The production of wine from raisined grapes is proven already in ancient Greece and the Roman Empire. For this perpose the grapes were either dried or sometimes by leaving them on the vine, whereby the grapes often were twisted to limit the water uptake and such to concentrate the juice in the berries. It has been and is easier to dry the grapes in the sun, under a roof or lying on racks. Even drying on reed or straw mats is still exists. Important is a good air circulation to avoid mould, which is why only healthy, loose grapes should be dried.

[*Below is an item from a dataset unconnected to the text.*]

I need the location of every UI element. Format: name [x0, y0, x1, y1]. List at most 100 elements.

Drying increases by the loss of water the sugar content and the acid concentration, although not to the same extent. After complete drying, the grapes are gently pressed. Due to the high sugar content, fermentation usually starts slowly and can take several months. If fruit and aromas are to be preserved, the vinification is done reductively. Many of the best-known wines from rosined grapes are vinifyed, such as Vin Santo from Tuscany or Vin de Paille from the French Jura, thereby developing more complex aromas and rancio notes.
In Italy, wines from raisined grapes are usually referred to as Passito, but there are specimens in the Veneto that bear the name Recioto. A well-known specimen from southwestern France, Jurançon Doux is largely made from Petit Manseng grapes that remain on the vine until December.
Samos Nectar, made from sun-dried grapes of Muscat blanc à petit grains, is native to the Greek island of Samos. Its alcohol content may reach 15% Vol. without alcohol-fortification as it is used for the other versions of Samos. There are also versions of Málaga that do not require additional alcohol-fortification, such as the Málaga naturalmente dulce.